J’ai étendu une couverture sur tante Mimi qui s’était endormie d’un coup en un ronronnement régulier.
— Tu ne trouves pas qu’elle sent l’alcool ? s’était alors exclamée Sybille à voix basse.
— C’est le moins qu’on puisse dire, avais-je répliqué sans pouvoir retenir un fou rire. Je crois bien qu’elle est pompette.
— Pompette ! À quatre-vingt-onze ans. Mais c’est inconvenant tout de même ! avait répliqué Sybille d’un air pincé.
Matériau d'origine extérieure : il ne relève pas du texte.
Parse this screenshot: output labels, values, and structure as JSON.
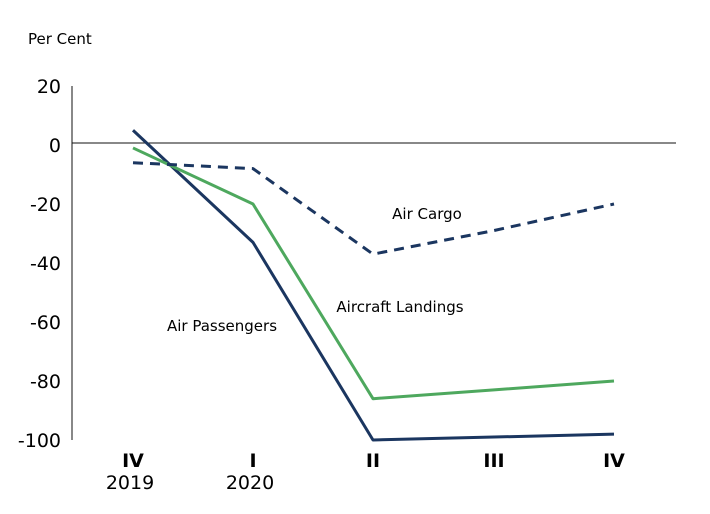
{
  "chart_data": {
    "type": "line",
    "title": "",
    "ylabel": "Per Cent",
    "ylim": [
      -100,
      20
    ],
    "yticks": [
      "20",
      "0",
      "-20",
      "-40",
      "-60",
      "-80",
      "-100"
    ],
    "categories": [
      {
        "quarter": "IV",
        "year": "2019"
      },
      {
        "quarter": "I",
        "year": "2020"
      },
      {
        "quarter": "II",
        "year": ""
      },
      {
        "quarter": "III",
        "year": ""
      },
      {
        "quarter": "IV",
        "year": ""
      }
    ],
    "series": [
      {
        "name": "Air Passengers",
        "color": "#1b3660",
        "style": "solid",
        "points": [
          [
            0,
            5
          ],
          [
            1,
            -33
          ],
          [
            2,
            -100
          ],
          [
            3,
            -99
          ],
          [
            4,
            -98
          ]
        ]
      },
      {
        "name": "Aircraft Landings",
        "color": "#4ea85e",
        "style": "solid",
        "points": [
          [
            0,
            -1
          ],
          [
            1,
            -20
          ],
          [
            2,
            -86
          ],
          [
            3,
            -83
          ],
          [
            4,
            -80
          ]
        ]
      },
      {
        "name": "Air Cargo",
        "color": "#1b3660",
        "style": "dashed",
        "points": [
          [
            0,
            -6
          ],
          [
            1,
            -8
          ],
          [
            2,
            -37
          ],
          [
            3,
            -29
          ],
          [
            4,
            -20
          ]
        ]
      }
    ],
    "grid": false,
    "legend": "inline"
  }
}
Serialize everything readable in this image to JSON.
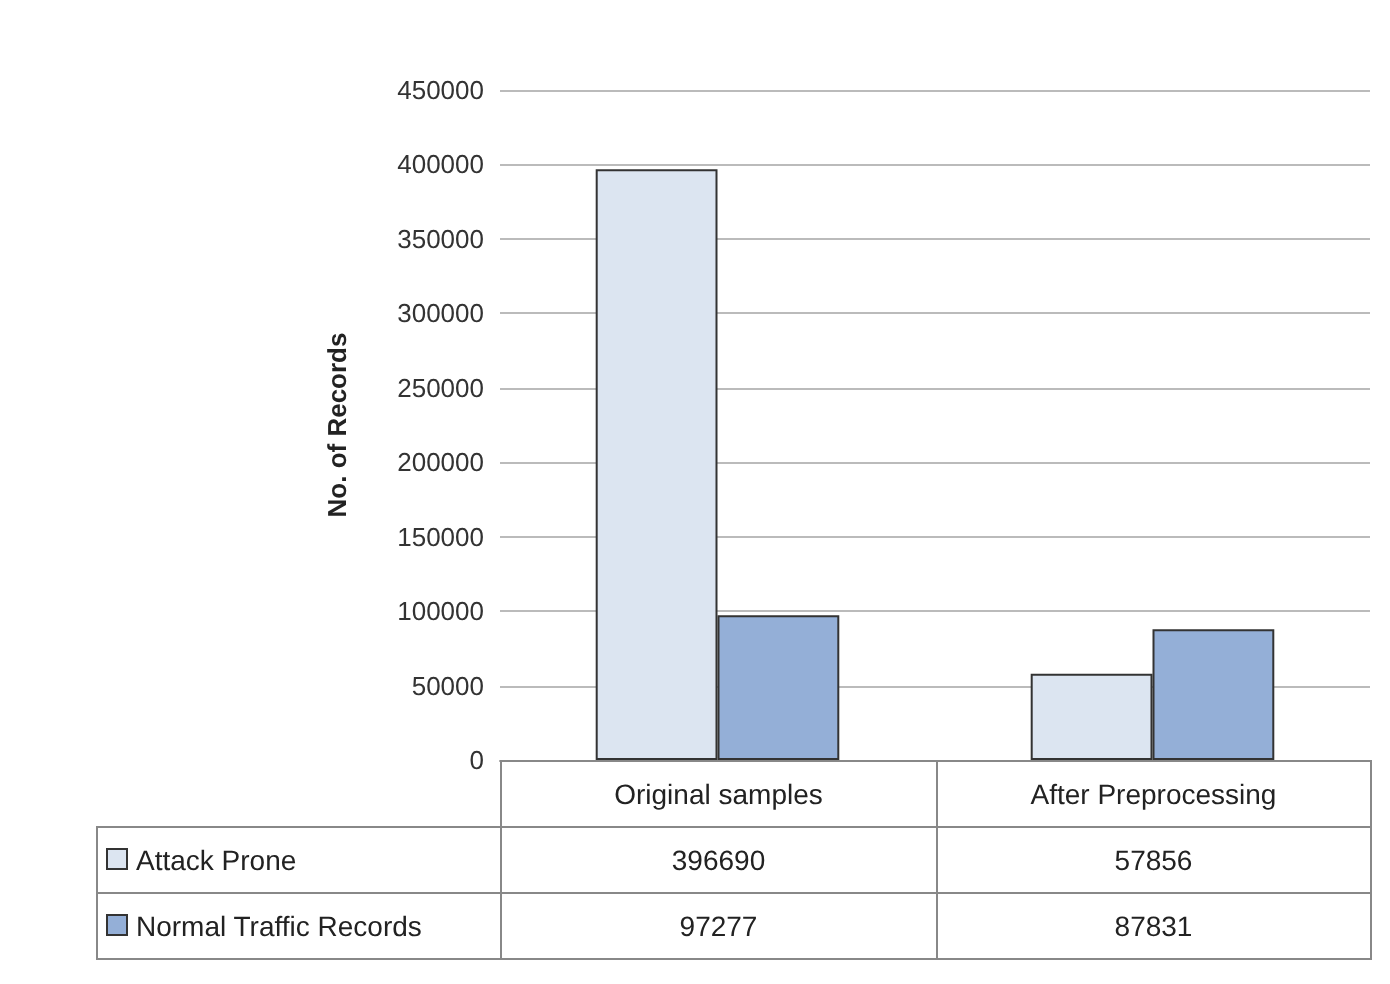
{
  "chart_data": {
    "type": "bar",
    "ylabel": "No. of Records",
    "categories": [
      "Original samples",
      "After Preprocessing"
    ],
    "series": [
      {
        "name": "Attack Prone",
        "color": "#dce5f1",
        "values": [
          396690,
          57856
        ]
      },
      {
        "name": "Normal Traffic Records",
        "color": "#94afd7",
        "values": [
          97277,
          87831
        ]
      }
    ],
    "ylim": [
      0,
      450000
    ],
    "yticks": [
      0,
      50000,
      100000,
      150000,
      200000,
      250000,
      300000,
      350000,
      400000,
      450000
    ],
    "grid": "y",
    "legend": "bottom",
    "data_labels": true
  }
}
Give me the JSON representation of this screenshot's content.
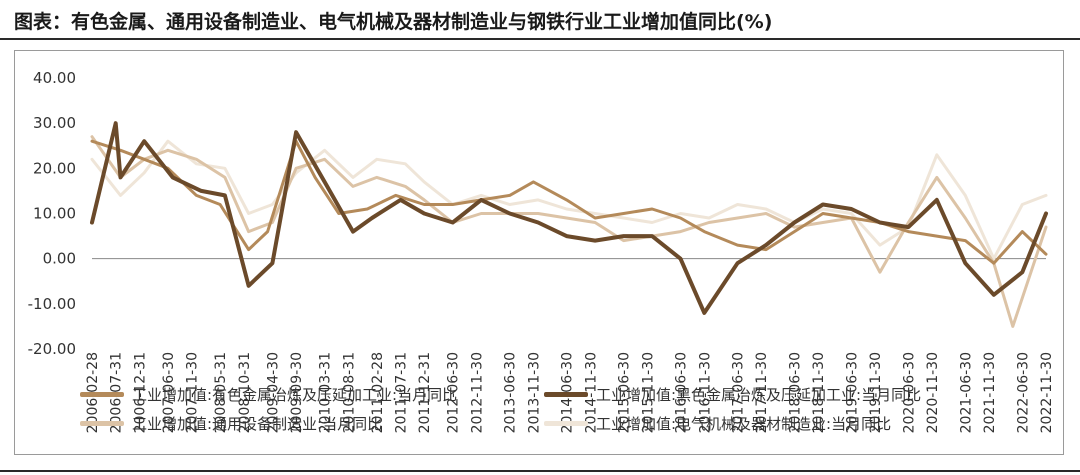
{
  "title": "图表：有色金属、通用设备制造业、电气机械及器材制造业与钢铁行业工业增加值同比(%)",
  "colors": {
    "s1": "#b48a5a",
    "s2": "#6b4a2a",
    "s3": "#dcc3a6",
    "s4": "#efe5d8",
    "axis": "#888888",
    "text": "#333333"
  },
  "chart_data": {
    "type": "line",
    "ylim": [
      -20,
      40
    ],
    "yticks": [
      "40.00",
      "30.00",
      "20.00",
      "10.00",
      "0.00",
      "-10.00",
      "-20.00"
    ],
    "ytick_values": [
      40,
      30,
      20,
      10,
      0,
      -10,
      -20
    ],
    "x_range": [
      "2006-02-28",
      "2022-11-30"
    ],
    "xticks": [
      "2006-02-28",
      "2006-07-31",
      "2006-12-31",
      "2007-06-30",
      "2007-11-30",
      "2008-05-31",
      "2008-10-31",
      "2009-04-30",
      "2009-09-30",
      "2010-03-31",
      "2010-08-31",
      "2011-02-28",
      "2011-07-31",
      "2011-12-31",
      "2012-06-30",
      "2012-11-30",
      "2013-06-30",
      "2013-11-30",
      "2014-06-30",
      "2014-11-30",
      "2015-06-30",
      "2015-11-30",
      "2016-06-30",
      "2016-11-30",
      "2017-06-30",
      "2017-11-30",
      "2018-06-30",
      "2018-11-30",
      "2019-06-30",
      "2019-11-30",
      "2020-06-30",
      "2020-11-30",
      "2021-06-30",
      "2021-11-30",
      "2022-06-30",
      "2022-11-30"
    ],
    "series": [
      {
        "name": "工业增加值:有色金属冶炼及压延加工业:当月同比",
        "color_key": "s1",
        "x": [
          "2006-02",
          "2006-08",
          "2007-01",
          "2007-06",
          "2007-12",
          "2008-05",
          "2008-11",
          "2009-03",
          "2009-09",
          "2010-01",
          "2010-06",
          "2010-12",
          "2011-06",
          "2011-12",
          "2012-06",
          "2012-12",
          "2013-06",
          "2013-11",
          "2014-06",
          "2014-12",
          "2015-06",
          "2015-12",
          "2016-06",
          "2016-11",
          "2017-06",
          "2017-12",
          "2018-06",
          "2018-12",
          "2019-06",
          "2019-12",
          "2020-06",
          "2020-12",
          "2021-06",
          "2021-12",
          "2022-06",
          "2022-11"
        ],
        "y": [
          26,
          24,
          22,
          20,
          14,
          12,
          2,
          6,
          26,
          18,
          10,
          11,
          14,
          12,
          12,
          13,
          14,
          17,
          13,
          9,
          10,
          11,
          9,
          6,
          3,
          2,
          6,
          10,
          9,
          8,
          6,
          5,
          4,
          -1,
          6,
          1
        ]
      },
      {
        "name": "工业增加值:黑色金属冶炼及压延加工业:当月同比",
        "color_key": "s2",
        "x": [
          "2006-02",
          "2006-07",
          "2006-08",
          "2007-01",
          "2007-07",
          "2008-01",
          "2008-06",
          "2008-11",
          "2009-04",
          "2009-09",
          "2010-03",
          "2010-09",
          "2011-01",
          "2011-07",
          "2011-12",
          "2012-06",
          "2012-12",
          "2013-06",
          "2013-12",
          "2014-06",
          "2014-12",
          "2015-06",
          "2015-12",
          "2016-06",
          "2016-11",
          "2017-06",
          "2017-12",
          "2018-06",
          "2018-12",
          "2019-06",
          "2019-12",
          "2020-06",
          "2020-12",
          "2021-06",
          "2021-12",
          "2022-06",
          "2022-11"
        ],
        "y": [
          8,
          30,
          18,
          26,
          18,
          15,
          14,
          -6,
          -1,
          28,
          17,
          6,
          9,
          13,
          10,
          8,
          13,
          10,
          8,
          5,
          4,
          5,
          5,
          0,
          -12,
          -1,
          3,
          8,
          12,
          11,
          8,
          7,
          13,
          -1,
          -8,
          -3,
          10
        ]
      },
      {
        "name": "工业增加值:通用设备制造业:当月同比",
        "color_key": "s3",
        "x": [
          "2006-02",
          "2006-08",
          "2007-01",
          "2007-06",
          "2007-12",
          "2008-06",
          "2008-11",
          "2009-04",
          "2009-09",
          "2010-03",
          "2010-09",
          "2011-02",
          "2011-08",
          "2011-12",
          "2012-06",
          "2012-12",
          "2013-06",
          "2013-12",
          "2014-06",
          "2014-12",
          "2015-06",
          "2015-12",
          "2016-06",
          "2016-12",
          "2017-06",
          "2017-12",
          "2018-06",
          "2018-12",
          "2019-06",
          "2019-12",
          "2020-06",
          "2020-12",
          "2021-06",
          "2021-12",
          "2022-04",
          "2022-11"
        ],
        "y": [
          27,
          18,
          22,
          24,
          22,
          18,
          6,
          8,
          20,
          22,
          16,
          18,
          16,
          13,
          8,
          10,
          10,
          10,
          9,
          8,
          4,
          5,
          6,
          8,
          9,
          10,
          7,
          8,
          9,
          -3,
          8,
          18,
          9,
          -1,
          -15,
          7
        ]
      },
      {
        "name": "工业增加值:电气机械及器材制造业:当月同比",
        "color_key": "s4",
        "x": [
          "2006-02",
          "2006-08",
          "2007-01",
          "2007-06",
          "2007-12",
          "2008-06",
          "2008-11",
          "2009-04",
          "2009-09",
          "2010-03",
          "2010-09",
          "2011-02",
          "2011-08",
          "2011-12",
          "2012-06",
          "2012-12",
          "2013-06",
          "2013-12",
          "2014-06",
          "2014-12",
          "2015-06",
          "2015-12",
          "2016-06",
          "2016-12",
          "2017-06",
          "2017-12",
          "2018-06",
          "2018-12",
          "2019-06",
          "2019-12",
          "2020-06",
          "2020-12",
          "2021-06",
          "2021-12",
          "2022-06",
          "2022-11"
        ],
        "y": [
          22,
          14,
          19,
          26,
          21,
          20,
          10,
          12,
          19,
          24,
          18,
          22,
          21,
          17,
          12,
          14,
          12,
          13,
          11,
          10,
          9,
          8,
          10,
          9,
          12,
          11,
          8,
          11,
          10,
          3,
          7,
          23,
          14,
          0,
          12,
          14
        ]
      }
    ]
  }
}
Quand j’y pense aujourd’hui, je me dis que Sybille a toujours été ainsi, pleine de principes. Ce doit être un trait de famille. Et, même si c’est du côté de papa que nous sommes cousines elle et moi, c’est surtout à maman qu’elle me fait penser.
Du reste, après avoir fermé la porte de la chambre, puis verrouillé celle de la maison, nous nous étions plongées dans la moiteur d’un soir d’été caniculaire, et je lui avais alors proposé de nous arrêter un moment sous les parasols de la terrasse d’un café. Mais elle n’avait pas voulu en prendre le temps, peut-être parce que je ne lui semblais pas, moi, prendre très au sérieux les frasques de tante Mimi.
— Gaspiller son argent comme cela, à son âge ! s’était-elle exclamée en guise d’au revoir.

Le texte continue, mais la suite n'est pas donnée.